Die besten Lippenstifte bei Öko-Test
Wirkliche Gewinner gibt es im aktuellen Test der Lippenstifte nicht, denn kein einziger schnitt mit einer „guten“ oder „sehr guten“ Gesamtbewertung ab. Im Mittelfeld rangierten aber fünf der 18 getesteten Produkte, wobei insgesamt vier das Testurteil „befriedigend“ und einer „ausreichend“ erhielten.
Mit einer Note 3 noch empfehlenswert, sind zum Beispiel:
- Alverde Matt Lipstick 10, von dm („befriedigend“)
- Lavera Velvet Matt Lippenstift 04 von Laverana („befriedigend“)
Lippenstift-Test: Massenhaft Probleme, auch bei bekannten Marken
Je bekannter die Marke, desto besser das Produkt? Dass dies oft nicht der Realität entspricht, zeigen die Testergebnisse von Öko-Test deutlich: Viele bekannte Marken fallen im Test durch. Vor allem Erdölkomponenten wie Paraffine stuften die Tester:innen wegen der oralen Aufnahme als bedenklich ein. In drei Viertel der konventionellen Produkte im Test konnten diese nachgewiesen werden; in zertifizierter Naturkosmetik sind sie nicht erlaubt und auch das Labor konnte keine Spuren davon nachweisen.

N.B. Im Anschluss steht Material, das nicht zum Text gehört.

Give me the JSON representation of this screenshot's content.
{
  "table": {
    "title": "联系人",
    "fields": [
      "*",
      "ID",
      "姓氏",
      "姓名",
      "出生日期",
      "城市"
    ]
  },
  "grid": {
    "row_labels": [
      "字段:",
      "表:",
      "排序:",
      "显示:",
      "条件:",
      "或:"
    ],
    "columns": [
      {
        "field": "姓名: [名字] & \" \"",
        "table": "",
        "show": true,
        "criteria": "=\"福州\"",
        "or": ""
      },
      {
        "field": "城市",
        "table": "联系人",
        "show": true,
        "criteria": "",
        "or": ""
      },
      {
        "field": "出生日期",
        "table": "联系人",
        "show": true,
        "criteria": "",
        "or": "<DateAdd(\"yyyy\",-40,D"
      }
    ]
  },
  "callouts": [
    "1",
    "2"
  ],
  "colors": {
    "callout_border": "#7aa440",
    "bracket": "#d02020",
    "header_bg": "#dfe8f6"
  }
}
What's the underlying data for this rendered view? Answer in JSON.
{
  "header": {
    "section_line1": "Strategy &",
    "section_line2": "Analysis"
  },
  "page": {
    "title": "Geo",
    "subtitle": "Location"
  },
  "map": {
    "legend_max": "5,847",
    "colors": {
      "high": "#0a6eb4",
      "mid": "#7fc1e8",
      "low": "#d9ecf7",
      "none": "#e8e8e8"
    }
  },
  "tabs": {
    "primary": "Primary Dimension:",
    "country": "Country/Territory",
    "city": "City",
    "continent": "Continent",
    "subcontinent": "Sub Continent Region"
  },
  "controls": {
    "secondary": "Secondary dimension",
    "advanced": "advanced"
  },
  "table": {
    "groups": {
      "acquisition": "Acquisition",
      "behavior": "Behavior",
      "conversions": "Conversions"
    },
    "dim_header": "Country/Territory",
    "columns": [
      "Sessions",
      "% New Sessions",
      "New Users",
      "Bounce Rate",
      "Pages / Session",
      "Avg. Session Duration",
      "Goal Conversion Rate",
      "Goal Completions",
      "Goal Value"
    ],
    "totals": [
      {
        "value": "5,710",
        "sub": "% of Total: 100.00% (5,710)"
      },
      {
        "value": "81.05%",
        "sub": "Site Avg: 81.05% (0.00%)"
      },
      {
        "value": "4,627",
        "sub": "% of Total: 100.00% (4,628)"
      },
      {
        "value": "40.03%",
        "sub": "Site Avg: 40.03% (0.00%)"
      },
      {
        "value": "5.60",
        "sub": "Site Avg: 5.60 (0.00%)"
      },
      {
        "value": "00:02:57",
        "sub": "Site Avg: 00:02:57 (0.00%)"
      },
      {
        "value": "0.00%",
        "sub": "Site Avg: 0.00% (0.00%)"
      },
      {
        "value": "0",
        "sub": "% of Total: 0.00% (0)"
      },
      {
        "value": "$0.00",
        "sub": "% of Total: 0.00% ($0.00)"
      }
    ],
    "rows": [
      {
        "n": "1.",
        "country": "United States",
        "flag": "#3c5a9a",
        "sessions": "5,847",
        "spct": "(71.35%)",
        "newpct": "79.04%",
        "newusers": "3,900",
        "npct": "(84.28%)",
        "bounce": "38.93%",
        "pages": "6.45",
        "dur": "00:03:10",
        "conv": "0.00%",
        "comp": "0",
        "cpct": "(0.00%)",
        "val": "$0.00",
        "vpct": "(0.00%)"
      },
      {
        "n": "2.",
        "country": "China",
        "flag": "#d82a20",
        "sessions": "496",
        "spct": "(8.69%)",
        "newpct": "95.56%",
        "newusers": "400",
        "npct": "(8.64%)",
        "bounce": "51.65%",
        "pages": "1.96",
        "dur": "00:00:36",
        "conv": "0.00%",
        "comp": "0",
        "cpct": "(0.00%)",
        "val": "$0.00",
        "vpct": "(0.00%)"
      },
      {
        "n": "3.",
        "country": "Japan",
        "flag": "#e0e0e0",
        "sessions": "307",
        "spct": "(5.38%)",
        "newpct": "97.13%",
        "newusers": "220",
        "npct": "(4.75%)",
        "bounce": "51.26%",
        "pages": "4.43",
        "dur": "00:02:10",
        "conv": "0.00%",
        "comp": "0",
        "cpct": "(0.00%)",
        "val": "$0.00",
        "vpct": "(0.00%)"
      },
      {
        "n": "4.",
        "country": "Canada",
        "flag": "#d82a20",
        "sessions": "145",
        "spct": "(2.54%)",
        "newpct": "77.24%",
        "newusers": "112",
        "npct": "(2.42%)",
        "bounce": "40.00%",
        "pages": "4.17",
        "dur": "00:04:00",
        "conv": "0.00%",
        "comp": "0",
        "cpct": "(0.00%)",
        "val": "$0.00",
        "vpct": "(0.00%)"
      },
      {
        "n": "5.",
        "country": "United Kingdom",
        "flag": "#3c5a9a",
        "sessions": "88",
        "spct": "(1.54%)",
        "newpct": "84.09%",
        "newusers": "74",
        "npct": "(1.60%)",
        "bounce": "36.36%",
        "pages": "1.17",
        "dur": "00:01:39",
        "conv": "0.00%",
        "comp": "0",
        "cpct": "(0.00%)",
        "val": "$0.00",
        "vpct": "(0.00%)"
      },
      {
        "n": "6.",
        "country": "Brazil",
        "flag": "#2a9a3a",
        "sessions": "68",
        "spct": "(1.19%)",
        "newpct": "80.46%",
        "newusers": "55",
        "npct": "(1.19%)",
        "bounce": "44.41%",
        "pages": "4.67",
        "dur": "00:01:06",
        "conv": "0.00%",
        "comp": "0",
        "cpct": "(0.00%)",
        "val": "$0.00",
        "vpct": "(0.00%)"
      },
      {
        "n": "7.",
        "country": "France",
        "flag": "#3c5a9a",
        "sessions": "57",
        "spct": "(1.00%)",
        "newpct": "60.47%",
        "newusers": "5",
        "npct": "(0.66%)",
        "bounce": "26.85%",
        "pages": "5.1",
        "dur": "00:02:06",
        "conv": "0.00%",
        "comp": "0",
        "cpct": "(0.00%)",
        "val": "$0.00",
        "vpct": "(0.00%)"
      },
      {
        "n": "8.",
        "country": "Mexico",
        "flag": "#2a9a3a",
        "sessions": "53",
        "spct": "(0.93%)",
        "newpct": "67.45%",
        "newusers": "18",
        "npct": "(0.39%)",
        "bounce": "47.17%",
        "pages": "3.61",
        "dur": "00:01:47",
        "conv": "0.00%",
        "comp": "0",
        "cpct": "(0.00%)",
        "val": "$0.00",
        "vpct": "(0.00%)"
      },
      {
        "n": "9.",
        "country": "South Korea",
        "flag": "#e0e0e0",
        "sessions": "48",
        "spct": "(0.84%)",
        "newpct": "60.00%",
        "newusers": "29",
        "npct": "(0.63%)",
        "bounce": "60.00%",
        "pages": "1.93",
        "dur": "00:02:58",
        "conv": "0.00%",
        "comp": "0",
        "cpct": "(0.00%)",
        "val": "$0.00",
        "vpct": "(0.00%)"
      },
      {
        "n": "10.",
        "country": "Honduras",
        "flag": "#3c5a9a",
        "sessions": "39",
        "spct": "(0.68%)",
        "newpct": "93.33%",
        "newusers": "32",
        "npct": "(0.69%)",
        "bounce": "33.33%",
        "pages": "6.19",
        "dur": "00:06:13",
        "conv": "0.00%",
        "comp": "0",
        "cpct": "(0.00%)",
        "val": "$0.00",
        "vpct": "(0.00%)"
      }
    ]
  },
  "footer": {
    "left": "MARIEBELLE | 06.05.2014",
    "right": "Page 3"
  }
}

Mineralöl, Silikone und schädliche Farbstoffe in Lippenstiften
In drei der untersuchten Lippenstifte wies Öko-Test aromatische Mineralölkohlenwasserstoffe (MOAH) nach, die krebserregende Bestandteile enthalten können. Zu den Produkten mit MOAH zählt unter anderem der Manhattan Lasting Perfection Matte Lipstick 400. Paraffine fand das Labor unter anderem im Lippenstift Maybelline Color Sensational Ultimatte 299, der zudem Silikone und bedenkliche Farbstoffe enthielt.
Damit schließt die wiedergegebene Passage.